In this PySpark article I will explain how to parse or read a JSON string from a TEXT/CSV file and convert it into DataFrame columns using Python examples, In order to do this, I will be using the PySpark SQL function from_json().
1. Read JSON String from a TEXT file
In this section, we will see how to parse a JSON string from a text file and convert it to PySpark DataFrame columns using from_json()
SQL built-in function.
Below is a JSON data present in a text file,
{"Zipcode":704,"ZipCodeType":"STANDARD","City":"PARC PARQUE","State":"PR"}
{"Zipcode":704,"ZipCodeType":"STANDARD","City":"PASEO COSTA DEL SUR","State":"PR"}
{"Zipcode":709,"ZipCodeType":"STANDARD","City":"BDA SAN LUIS","State":"PR"}
{"Zipcode":76166,"ZipCodeType":"UNIQUE","City":"CINGULAR WIRELESS","State":"TX"}
{"Zipcode":76177,"ZipCodeType":"STANDARD","City":"FORT WORTH","State":"TX"}
{"Zipcode":76177,"ZipCodeType":"STANDARD","City":"FT WORTH","State":"TX"}
{"Zipcode":704,"ZipCodeType":"STANDARD","City":"URB EUGENE RICE","State":"PR"}
{"Zipcode":85209,"ZipCodeType":"STANDARD","City":"MESA","State":"AZ"}
{"Zipcode":85210,"ZipCodeType":"STANDARD","City":"MESA","State":"AZ"}
{"Zipcode":32046,"ZipCodeType":"STANDARD","City":"HILLIARD","State":"FL"}
We can easily read this file with a read.json() method, however, we ignore this and read it as a text file in order to explain from_json()
function usage.
from pyspark.sql import SparkSession,Row
spark = SparkSession.builder.appName('SparkByExamples.com').getOrCreate()
#read json from text file
dfFromTxt=spark.read.text("resources/simple_zipcodes_json.txt")
dfFromTxt.printSchema()
This read the JSON string from a text file into a DataFrame value
column. Below is the schema of DataFrame.
root
|-- value: string (nullable = true)
2. Parse JSON String Column & Convert it to Multiple Columns
Now, let’s parse the JSON string from the DataFrame column value
and convert it into multiple columns using from_json()
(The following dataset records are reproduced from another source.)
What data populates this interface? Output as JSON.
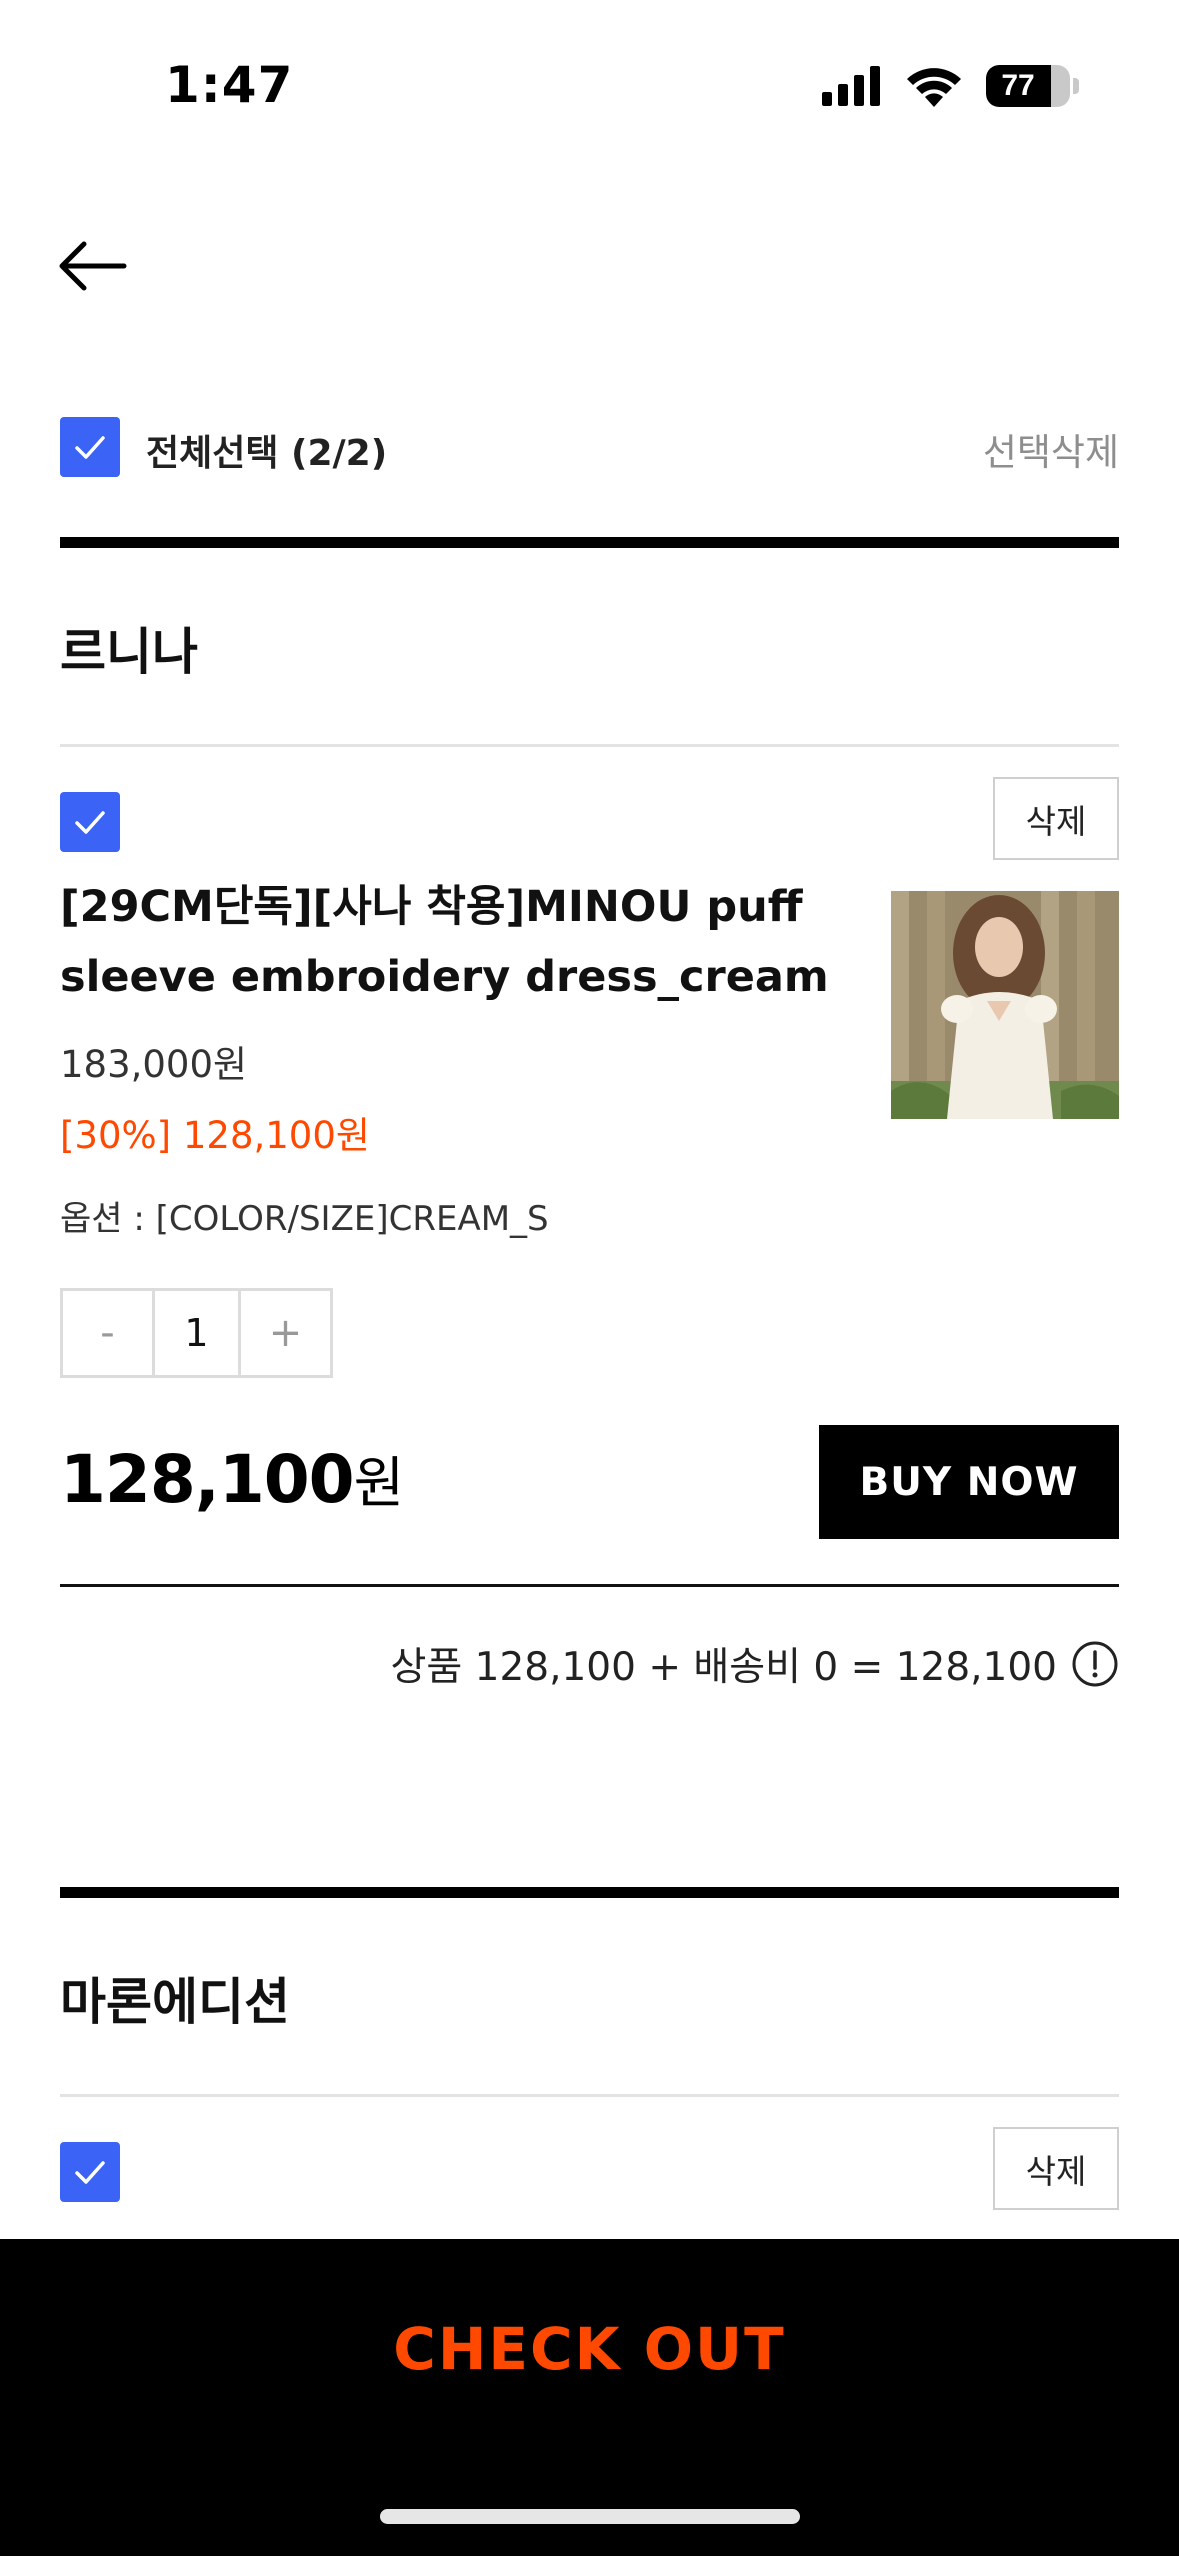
{
  "status_bar": {
    "time": "1:47",
    "battery": "77"
  },
  "cart": {
    "select_all_label": "전체선택 (2/2)",
    "delete_selected_label": "선택삭제",
    "groups": [
      {
        "brand": "르니나",
        "item": {
          "delete_label": "삭제",
          "title": "[29CM단독][사나 착용]MINOU puff sleeve embroidery dress_cream",
          "original_price": "183,000원",
          "sale_price": "[30%] 128,100원",
          "option": "옵션 : [COLOR/SIZE]CREAM_S",
          "quantity": "1",
          "minus": "-",
          "plus": "+",
          "total_number": "128,100",
          "total_unit": "원",
          "buy_now_label": "BUY NOW",
          "summary": "상품 128,100 + 배송비 0 = 128,100"
        }
      },
      {
        "brand": "마론에디션",
        "item": {
          "delete_label": "삭제"
        }
      }
    ]
  },
  "checkout_label": "CHECK OUT",
  "colors": {
    "accent": "#ff4800",
    "checkbox": "#3b63f5",
    "black": "#000000"
  }
}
, This function takes the DataFrame column with JSON string and JSON schema as arguments. so, let’s create a schema for the JSON string.
# Create Schema of the JSON column
from pyspark.sql.types import StructType,StructField, StringType
schema = StructType([
StructField("Zipcode",StringType(),True),
StructField("ZipCodeType",StringType(),True),
StructField("City",StringType(),True),
StructField("State", StringType(), True)
])
Finally, use from_json()
function which returns the Column struct with all JSON columns and explode the struct to flatten it to multiple columns.
#Convert json column to multiple columns
from pyspark.sql.functions import col,from_json
dfJSON = dfFromTxt.withColumn("jsonData",from_json(col("value"),schema)) \
.select("jsonData.*")
dfJSON.printSchema()
dfJSON.show(truncate=False)
Yields below output
root
|-- Zipcode: string (nullable = true)
|-- ZipCodeType: string (nullable = true)
|-- City: string (nullable = true)
|-- State: string (nullable = true)
+-------+-----------+-------------------+-----+
|Zipcode|ZipCodeType|City |State|
+-------+-----------+-------------------+-----+
|704 |STANDARD |PARC PARQUE |PR |
|704 |STANDARD |PASEO COSTA DEL SUR|PR |
|709 |STANDARD |BDA SAN LUIS |PR |
|76166 |UNIQUE |CINGULAR WIRELESS |TX |
|76177 |STANDARD |FORT WORTH |TX |
|76177 |STANDARD |FT WORTH |TX |
|704 |STANDARD |URB EUGENE RICE |PR |
|85209 |STANDARD |MESA |AZ |
|85210 |STANDARD |MESA |AZ |
|32046 |STANDARD |HILLIARD |FL |
+-------+-----------+-------------------+-----+
Alternatively, you can also write the above statement using select.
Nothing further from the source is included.